Gary Yoder

Personal information
- Born: July 4, 1955 (age 71) Topeka, Indiana, U.S.
- Listed height: 6 ft 4 in (1.93 m)
- Listed weight: 185 lb (84 kg)

Career information
- High school: Westview (LaGrange County, Indiana)
- College: Ole Miss (1973–1974); College of Southern Idaho (1974–1975); Cincinnati (1975–1977);
- NBA draft: 1977: 3rd round, 47th overall pick
- Drafted by: Milwaukee Bucks
- Position: Shooting guard

Career highlights
- Metro Conference Player of the Year (1977); First-team All-Metro Conference (1977); Metro tournament MVP (1977);
- Stats at Basketball Reference

= Gary Yoder =

American former basketball player (born 1955)

Gary Yoder (born July 4, 1955) is an American former basketball player. He is best known for his collegiate career at the University of Cincinnati, although he played for three different colleges during his career.

==High school career==
A standout four-year player at Westview High School in LaGrange County, Indiana, Yoder led the Warriors to the 1973 sectional championship and regional final against Fort Wayne Northrop High School. He scored school records of 683 points on the season and 51 points in a single game. He also broke the LaGrange County scoring record by accumulating 1,711 points in his career.

==College career==
Yoder moved on to play at Ole Miss, where in his freshman season he averaged 4.7 points per game. Deciding to transfer, Yoder spent his sophomore season playing at Southern Idaho Community College in 1974–75, where he led the Golden Eagles to the national junior college championship against Western Texas College.

Yoder then transferred to Cincinnati where he played his final two seasons of college basketball. In two seasons as the Bearcats point guard, he led them to a combined 50–11 record, two conference titles and two NCAA tournament berths.

As a junior, he averaged 7.3 points per game and led the team in assists. During his senior season in 1976–77, Yoder was the Bearcats' second-leading scorer and again their assists leader. He also had a free throw percentage of .881, the second-highest in UC history. He was named the Metro Seven Conference Player of the Year, which was the award's inaugural year. He also earned honorable mention All-American honors in 1977.
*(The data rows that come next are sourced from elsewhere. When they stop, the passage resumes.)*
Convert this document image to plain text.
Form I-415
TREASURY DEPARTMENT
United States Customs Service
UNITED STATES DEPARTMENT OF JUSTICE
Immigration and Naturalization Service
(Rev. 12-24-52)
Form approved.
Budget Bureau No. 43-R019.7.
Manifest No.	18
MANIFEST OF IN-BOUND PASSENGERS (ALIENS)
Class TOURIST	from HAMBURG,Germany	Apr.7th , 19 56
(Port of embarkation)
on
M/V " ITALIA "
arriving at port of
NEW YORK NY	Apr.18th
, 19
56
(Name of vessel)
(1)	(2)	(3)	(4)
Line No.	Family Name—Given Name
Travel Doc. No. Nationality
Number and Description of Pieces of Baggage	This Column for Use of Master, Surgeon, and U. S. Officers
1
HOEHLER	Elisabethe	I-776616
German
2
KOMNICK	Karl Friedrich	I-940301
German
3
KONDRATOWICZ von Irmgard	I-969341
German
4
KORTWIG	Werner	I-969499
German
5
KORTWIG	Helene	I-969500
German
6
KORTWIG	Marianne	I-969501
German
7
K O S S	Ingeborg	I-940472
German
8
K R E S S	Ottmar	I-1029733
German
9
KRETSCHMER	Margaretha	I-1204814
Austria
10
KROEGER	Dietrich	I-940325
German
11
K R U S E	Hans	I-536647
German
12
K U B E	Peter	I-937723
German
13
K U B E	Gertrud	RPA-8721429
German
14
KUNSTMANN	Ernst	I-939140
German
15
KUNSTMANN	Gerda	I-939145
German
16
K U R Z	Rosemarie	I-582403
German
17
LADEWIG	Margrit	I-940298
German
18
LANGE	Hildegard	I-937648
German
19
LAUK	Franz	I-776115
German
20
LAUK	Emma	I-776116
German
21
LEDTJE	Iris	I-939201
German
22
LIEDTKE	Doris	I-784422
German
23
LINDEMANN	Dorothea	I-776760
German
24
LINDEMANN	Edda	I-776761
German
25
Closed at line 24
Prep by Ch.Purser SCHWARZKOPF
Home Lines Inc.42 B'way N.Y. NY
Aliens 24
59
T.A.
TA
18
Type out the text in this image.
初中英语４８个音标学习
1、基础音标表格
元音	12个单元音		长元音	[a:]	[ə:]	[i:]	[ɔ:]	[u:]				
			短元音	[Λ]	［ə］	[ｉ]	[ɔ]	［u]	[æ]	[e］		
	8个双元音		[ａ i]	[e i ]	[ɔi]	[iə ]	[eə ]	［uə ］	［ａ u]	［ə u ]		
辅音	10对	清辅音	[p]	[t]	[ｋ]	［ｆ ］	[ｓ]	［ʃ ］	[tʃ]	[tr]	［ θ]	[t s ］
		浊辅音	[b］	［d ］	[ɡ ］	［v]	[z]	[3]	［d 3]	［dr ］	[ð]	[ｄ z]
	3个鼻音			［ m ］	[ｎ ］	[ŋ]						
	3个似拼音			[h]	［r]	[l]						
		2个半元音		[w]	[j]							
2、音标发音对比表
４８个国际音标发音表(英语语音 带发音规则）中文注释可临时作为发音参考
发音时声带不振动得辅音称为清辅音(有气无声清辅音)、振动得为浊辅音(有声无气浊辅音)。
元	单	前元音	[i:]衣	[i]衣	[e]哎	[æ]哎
He was inducted into the University of Cincinnati Athletic Hall of Fame in 1999.

He was selected in the third round (47th overall) of the 1977 NBA draft by the Milwaukee Bucks, but he did not play in the NBA.

==Personal life==
In 1981, Yoder became assistant coach for the Fresno State University men's basketball team at the same time that his wife, Carol, coached the women's team.

Yoder went on to earn Certified Investment Management Analyst (CIMA) certification from the University of Pennsylvania Wharton School of Business. Since 1981 he has worked for Morgan Stanley Wealth Management, where he is currently Senior Vice President. He is also active in Rotary International in Fresno, California, for which he has earned the designation of Paul Harris Fellow, named for Rotary International's founder.

In 2005, Gary and Carol Yoder earned recognition in the Fresno State Honor Roll of Donors Centennial Society for contributions to the university.